Sede da cidade de Uiramutã, cidade proporcionalmente mais indígena do Brasil, onde nenhuma rua é asfaltada
Josivan Antelo/Rede Amazônica
O g1 procurou a prefeitura de Uiramutã, questionou se há o interesse em se posicionar, mas não foi respondido até a última atualização desta reportagem.
Pontes de 'madeira, machado e coragem'
Estrada alagada na entrada da comunidade Flexal, em Uiramutã
Caíque Rodrigues/g1 RR
Na comunidade Flexal, a 28 km da sede de Uiramutã, os 485 indígenas macuxi produzem feijão e mandioca (ou maniva, como é chamada pelos indígenas) para produção de farinha. A cada novo ciclo de chuvas e cheia dos rios no município, a história se repete na comunidade: pontes arrastadas pelas águas, estradas tomadas por lama, erosão e plantações ameaçadas.
Para chegar até a comunidade é necessário colocar carros e caminhões dentro de igarapés -- já que não há mais pontes no trajeto e as que existem foram construídas pela própria comunidade. Apenas caminhonetes chegam no local.

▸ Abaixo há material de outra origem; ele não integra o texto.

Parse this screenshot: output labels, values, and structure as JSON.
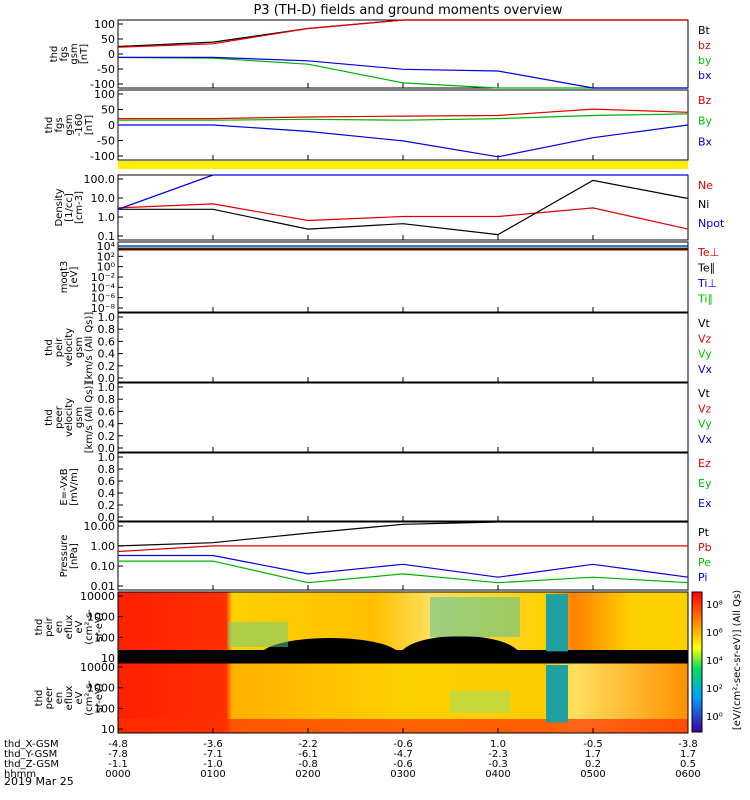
{
  "title": "P3 (TH-D) fields and ground moments overview",
  "panels": [
    {
      "id": "fgs",
      "ylabel": [
        "thd",
        "fgs",
        "gsm",
        "[nT]"
      ],
      "ticks": [
        "100",
        "50",
        "0",
        "-50",
        "-100"
      ],
      "legend": [
        {
          "t": "Bt",
          "c": "#000000"
        },
        {
          "t": "bz",
          "c": "#e00000"
        },
        {
          "t": "by",
          "c": "#00c000"
        },
        {
          "t": "bx",
          "c": "#0000e0"
        }
      ]
    },
    {
      "id": "fgs2",
      "ylabel": [
        "thd",
        "fgs",
        "gsm",
        "-160",
        "[nT]"
      ],
      "ticks": [
        "100",
        "50",
        "0",
        "-50",
        "-100"
      ],
      "legend": [
        {
          "t": "Bz",
          "c": "#e00000"
        },
        {
          "t": "By",
          "c": "#00c000"
        },
        {
          "t": "Bx",
          "c": "#0000e0"
        }
      ]
    },
    {
      "id": "dens",
      "ylabel": [
        "Density",
        "[1/cc]",
        "[cm-3]"
      ],
      "ticks": [
        "100.0",
        "10.0",
        "1.0",
        "0.1"
      ],
      "legend": [
        {
          "t": "Ne",
          "c": "#e00000"
        },
        {
          "t": "Ni",
          "c": "#000000"
        },
        {
          "t": "Npot",
          "c": "#0000e0"
        }
      ]
    },
    {
      "id": "temp",
      "ylabel": [
        "moqt3",
        "[eV]"
      ],
      "ticks": [
        "10⁴",
        "10²",
        "10⁰",
        "10⁻²",
        "10⁻⁴",
        "10⁻⁶",
        "10⁻⁸"
      ],
      "legend": [
        {
          "t": "Te⊥",
          "c": "#e00000"
        },
        {
          "t": "Te∥",
          "c": "#000000"
        },
        {
          "t": "Ti⊥",
          "c": "#0000e0"
        },
        {
          "t": "Ti∥",
          "c": "#00c000"
        }
      ]
    },
    {
      "id": "pvel",
      "ylabel": [
        "thd",
        "peir",
        "velocity",
        "gsm",
        "[km/s (All Qs)]"
      ],
      "ticks": [
        "1.0",
        "0.8",
        "0.6",
        "0.4",
        "0.2",
        "0.0"
      ],
      "legend": [
        {
          "t": "Vt",
          "c": "#000000"
        },
        {
          "t": "Vz",
          "c": "#e00000"
        },
        {
          "t": "Vy",
          "c": "#00c000"
        },
        {
          "t": "Vx",
          "c": "#0000e0"
        }
      ]
    },
    {
      "id": "evel",
      "ylabel": [
        "thd",
        "peer",
        "velocity",
        "gsm",
        "[km/s (All Qs)]"
      ],
      "ticks": [
        "1.0",
        "0.8",
        "0.6",
        "0.4",
        "0.2",
        "0.0"
      ],
      "legend": [
        {
          "t": "Vt",
          "c": "#000000"
        },
        {
          "t": "Vz",
          "c": "#e00000"
        },
        {
          "t": "Vy",
          "c": "#00c000"
        },
        {
          "t": "Vx",
          "c": "#0000e0"
        }
      ]
    },
    {
      "id": "efld",
      "ylabel": [
        "E=-VxB",
        "[mV/m]"
      ],
      "ticks": [
        "1.0",
        "0.8",
        "0.6",
        "0.4",
        "0.2",
        "0.0"
      ],
      "legend": [
        {
          "t": "Ez",
          "c": "#e00000"
        },
        {
          "t": "Ey",
          "c": "#00c000"
        },
        {
          "t": "Ex",
          "c": "#0000e0"
        }
      ]
    },
    {
      "id": "pres",
      "ylabel": [
        "Pressure",
        "[nPa]"
      ],
      "ticks": [
        "10.00",
        "1.00",
        "0.10",
        "0.01"
      ],
      "legend": [
        {
          "t": "Pt",
          "c": "#000000"
        },
        {
          "t": "Pb",
          "c": "#e00000"
        },
        {
          "t": "Pe",
          "c": "#00c000"
        },
        {
          "t": "Pi",
          "c": "#0000e0"
        }
      ]
    },
    {
      "id": "ispec",
      "ylabel": [
        "thd",
        "peir",
        "en",
        "eflux",
        "eV",
        "(cm²-s-",
        "sr-eV)"
      ],
      "ticks": [
        "10000",
        "1000",
        "100",
        "10"
      ],
      "legend": []
    },
    {
      "id": "espec",
      "ylabel": [
        "thd",
        "peer",
        "en",
        "eflux",
        "eV",
        "(cm²-s-",
        "sr-eV)"
      ],
      "ticks": [
        "10000",
        "1000",
        "100",
        "10"
      ],
      "legend": []
    }
  ],
  "colorbar": {
    "label": "[eV/(cm²-sec-sr-eV)] (All Qs)",
    "ticks": [
      "10⁸",
      "10⁶",
      "10⁴",
      "10²",
      "10⁰"
    ]
  },
  "xaxis": {
    "rows": [
      {
        "label": "thd_X-GSM",
        "values": [
          "-4.8",
          "-3.6",
          "-2.2",
          "-0.6",
          "1.0",
          "-0.5",
          "-3.8"
        ]
      },
      {
        "label": "thd_Y-GSM",
        "values": [
          "-7.8",
          "-7.1",
          "-6.1",
          "-4.7",
          "-2.3",
          "1.7",
          "1.7"
        ]
      },
      {
        "label": "thd_Z-GSM",
        "values": [
          "-1.1",
          "-1.0",
          "-0.8",
          "-0.6",
          "-0.3",
          "0.2",
          "0.5"
        ]
      },
      {
        "label": "hhmm",
        "values": [
          "0000",
          "0100",
          "0200",
          "0300",
          "0400",
          "0500",
          "0600"
        ]
      }
    ],
    "date": "2019 Mar 25"
  },
  "chart_data": {
    "type": "line",
    "title": "P3 (TH-D) fields and ground moments overview",
    "x_label": "hhmm",
    "x": [
      "0000",
      "0100",
      "0200",
      "0300",
      "0400",
      "0500",
      "0600"
    ],
    "panels": [
      {
        "name": "thd fgs gsm [nT]",
        "ylim": [
          -100,
          100
        ],
        "series": [
          {
            "name": "Bt",
            "values": [
              22,
              35,
              75,
              100,
              100,
              100,
              100
            ]
          },
          {
            "name": "bz",
            "values": [
              20,
              30,
              75,
              100,
              100,
              100,
              100
            ]
          },
          {
            "name": "by",
            "values": [
              -10,
              -12,
              -30,
              -85,
              -100,
              -100,
              -100
            ]
          },
          {
            "name": "bx",
            "values": [
              -10,
              -10,
              -20,
              -45,
              -50,
              -100,
              -100
            ]
          }
        ]
      },
      {
        "name": "thd fgs gsm -160 [nT]",
        "ylim": [
          -120,
          100
        ],
        "series": [
          {
            "name": "Bz",
            "values": [
              10,
              10,
              15,
              18,
              20,
              40,
              30
            ]
          },
          {
            "name": "By",
            "values": [
              5,
              5,
              8,
              5,
              10,
              20,
              25
            ]
          },
          {
            "name": "Bx",
            "values": [
              -10,
              -10,
              -30,
              -60,
              -110,
              -50,
              -10
            ]
          }
        ]
      },
      {
        "name": "Density [1/cc]",
        "scale": "log",
        "ylim": [
          0.05,
          200
        ],
        "series": [
          {
            "name": "Ne",
            "values": [
              3,
              5,
              0.6,
              1.0,
              1.0,
              3.0,
              0.2
            ]
          },
          {
            "name": "Ni",
            "values": [
              2.5,
              2.5,
              0.2,
              0.4,
              0.1,
              100,
              10
            ]
          },
          {
            "name": "Npot",
            "values": [
              2.5,
              200,
              200,
              200,
              200,
              200,
              200
            ]
          }
        ]
      },
      {
        "name": "Pressure [nPa]",
        "scale": "log",
        "ylim": [
          0.004,
          20
        ],
        "series": [
          {
            "name": "Pt",
            "values": [
              1.0,
              1.5,
              5,
              15,
              20,
              20,
              20
            ]
          },
          {
            "name": "Pb",
            "values": [
              0.5,
              1.0,
              1.0,
              1.0,
              1.0,
              1.0,
              1.0
            ]
          },
          {
            "name": "Pe",
            "values": [
              0.15,
              0.15,
              0.01,
              0.03,
              0.01,
              0.02,
              0.01
            ]
          },
          {
            "name": "Pi",
            "values": [
              0.3,
              0.3,
              0.03,
              0.1,
              0.02,
              0.1,
              0.02
            ]
          }
        ]
      }
    ]
  }
}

Restos de ponte destruída pela água no caminho para a comunidade Flexal, no Uiramutã
Caíque Rodrigues/g1 RR
No início do mês, a comunidade realizou um mutirão para tapar os buracos na estrada por conta própria (veja no vídeo acima). Para o tuxaua de Flexal, a comunidade está refém das cheias dos rios e das chuvas.
“Quando a cheia vem, leva tudo. As pontes somem. A estrada desaparece. E a nossa produção fica encalhada”, resume.

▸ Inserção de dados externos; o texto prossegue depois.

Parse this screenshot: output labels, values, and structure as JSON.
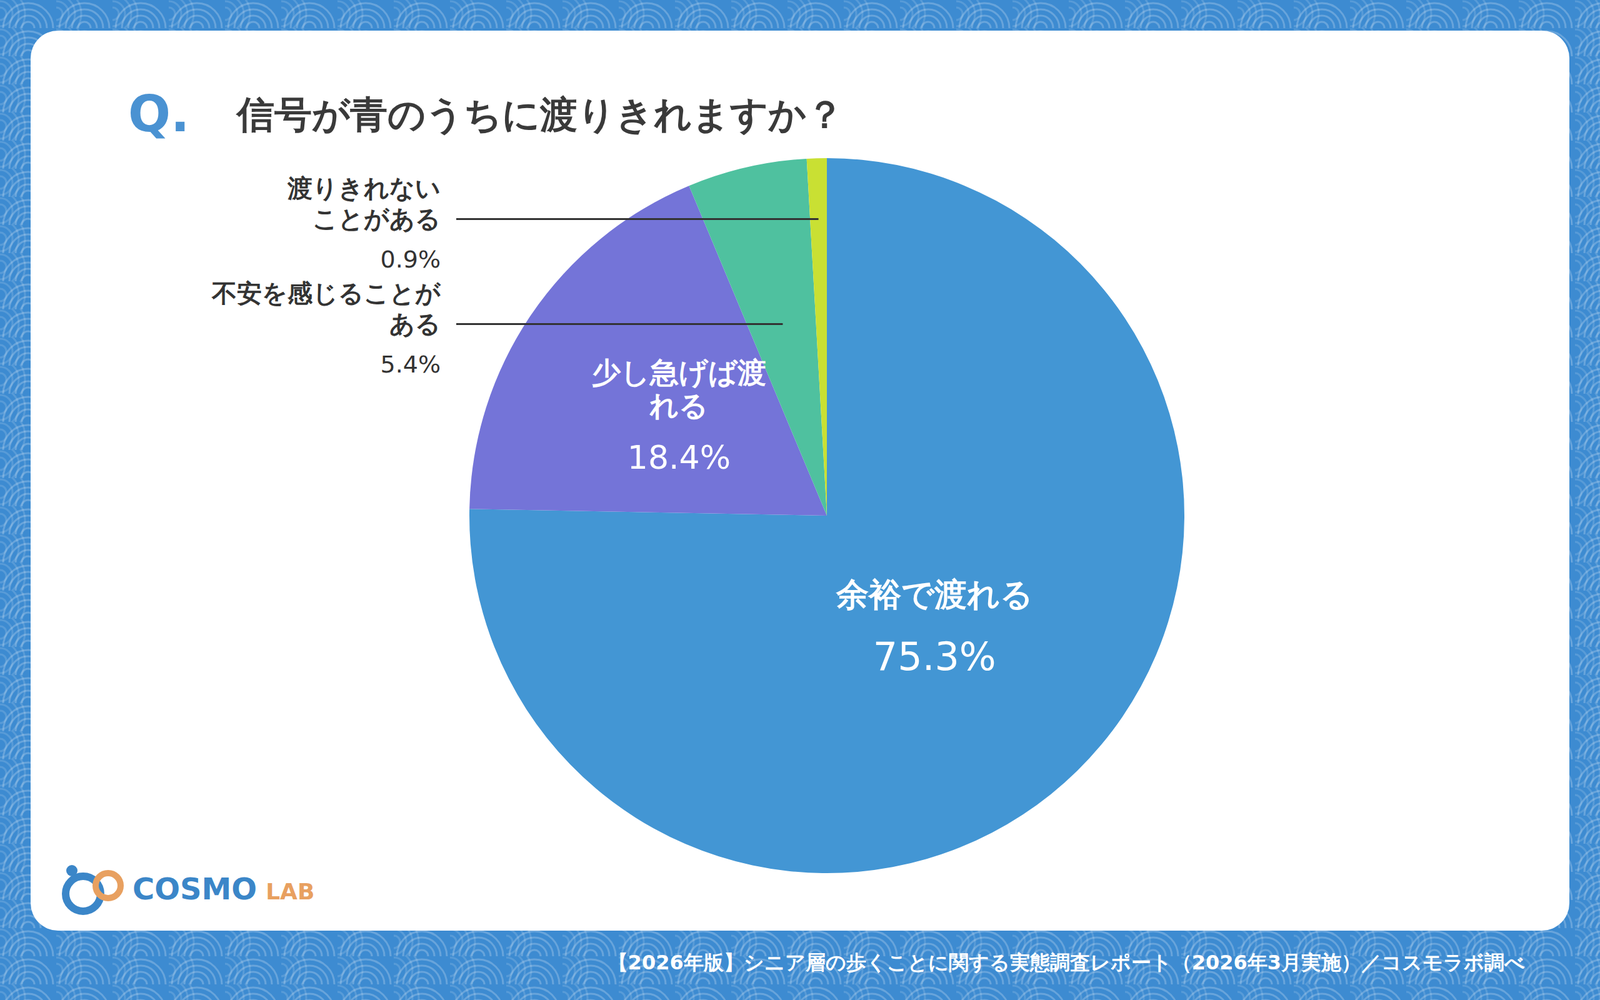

Abel Barbosa, tuxaua da comunidade Flexal, em frente ao que estrou da plantação comunitária de mandioca
Caíque Rodrigues/g1 RR
A produção de feijão na comunidade diminuiu, hoje está focada na farinha, por conta da dificuldade em transportar itens mais perecíveis -- como o feijão. A farinha está guardada, esperando as chuvas diminuírem para que seja transportada e vendida na sede da cidade.

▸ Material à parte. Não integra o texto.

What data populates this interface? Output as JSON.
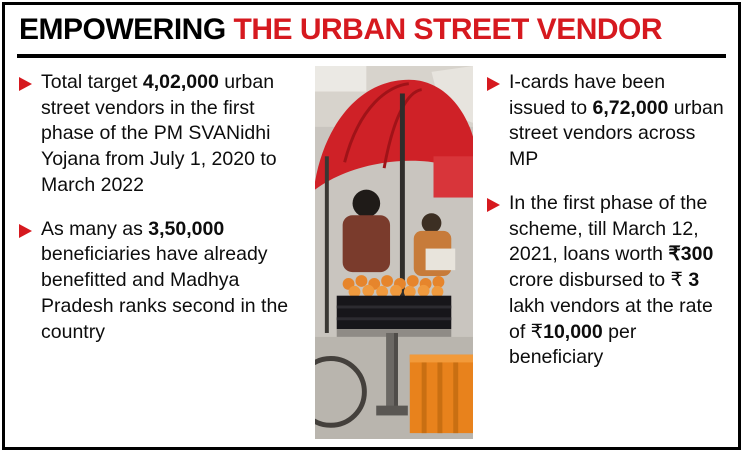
{
  "colors": {
    "accent_red": "#d6191f",
    "text_black": "#0d0d0d"
  },
  "title": {
    "part_black": "EMPOWERING",
    "part_red": " THE URBAN STREET VENDOR"
  },
  "columns": {
    "left": [
      {
        "segments": [
          {
            "t": "Total target ",
            "b": false
          },
          {
            "t": "4,02,000",
            "b": true
          },
          {
            "t": " urban street vendors in the first phase of the PM SVANidhi Yojana from July 1, 2020 to March 2022",
            "b": false
          }
        ]
      },
      {
        "segments": [
          {
            "t": "As many as ",
            "b": false
          },
          {
            "t": "3,50,000",
            "b": true
          },
          {
            "t": " beneficiaries have already benefitted and Madhya Pradesh ranks second in the country",
            "b": false
          }
        ]
      }
    ],
    "right": [
      {
        "segments": [
          {
            "t": "I-cards have been issued to ",
            "b": false
          },
          {
            "t": "6,72,000",
            "b": true
          },
          {
            "t": " urban street vendors across MP",
            "b": false
          }
        ]
      },
      {
        "segments": [
          {
            "t": "In the first phase of the scheme, till March 12, 2021, loans worth ",
            "b": false
          },
          {
            "t": "₹300",
            "b": true
          },
          {
            "t": " crore disbursed to ₹ ",
            "b": false
          },
          {
            "t": "3",
            "b": true
          },
          {
            "t": " lakh vendors at the rate of ₹",
            "b": false
          },
          {
            "t": "10,000",
            "b": true
          },
          {
            "t": " per beneficiary",
            "b": false
          }
        ]
      }
    ]
  }
}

Neste ano, na roça comunitária, os indígenas produziram 88 sacas e esperam chegar a 150. Mas com as estradas em péssimas condições, a possibilidade de perder tudo é real.
“A farinha pode estragar. A gente tem medo de perder o trabalho de meses porque o caminhão não chega. E quando vamos atrás da prefeitura, a resposta é sempre a mesma: quebrou o caminhão, quebrou a caçamba, estada tá ruim. E nada é feito”.
Farinha feita na comunidade Flexal não consegue ser vendida e fica estocada em depósitos da comunidade
Caíque Rodrigues/g1 RR
"Foi na força do povo. Nos juntamos e reconstruímos a ponte com madeira, machado e coragem. A estrada estava cortando pneu de carro, de moto. Ninguém chegava, ninguém saía", afirmou o tuxaua.
'Aqui, tudo é feito a pé'
Indígenas improvisam ponte para carro passar por igarapé na comunidade Barro, no Uiramutã
Caíque Rodrigues/g1 RR
Poucos metros da comunidade Flexal, há a comunidade Barro, que com 126 indígenas macuxi passam por problemas parecidos. A ponte que cortava o Igarapé Pequeno, que leva até o local, foi destruída pelas águas em 2024 e nunca foi reconstruída. O indígenas improvisaram uma nova ponte com ripas de madeira.
A rotina de crianças da comunidade foi interrompida pela falta da ponte. Sem transporte escolar, nem estrutura adequada, os estudantes estão há meses sem conseguir frequentar as aulas.
“Tem estudante que vinha da outra comunidade pra estudar no Flexal, mas agora não estão mais vindo. A ponte caiu e não tem como atravessar”, conta o tuxaua Ivanicio Barbosa, de 40 anos, liderança da comunidade Barro.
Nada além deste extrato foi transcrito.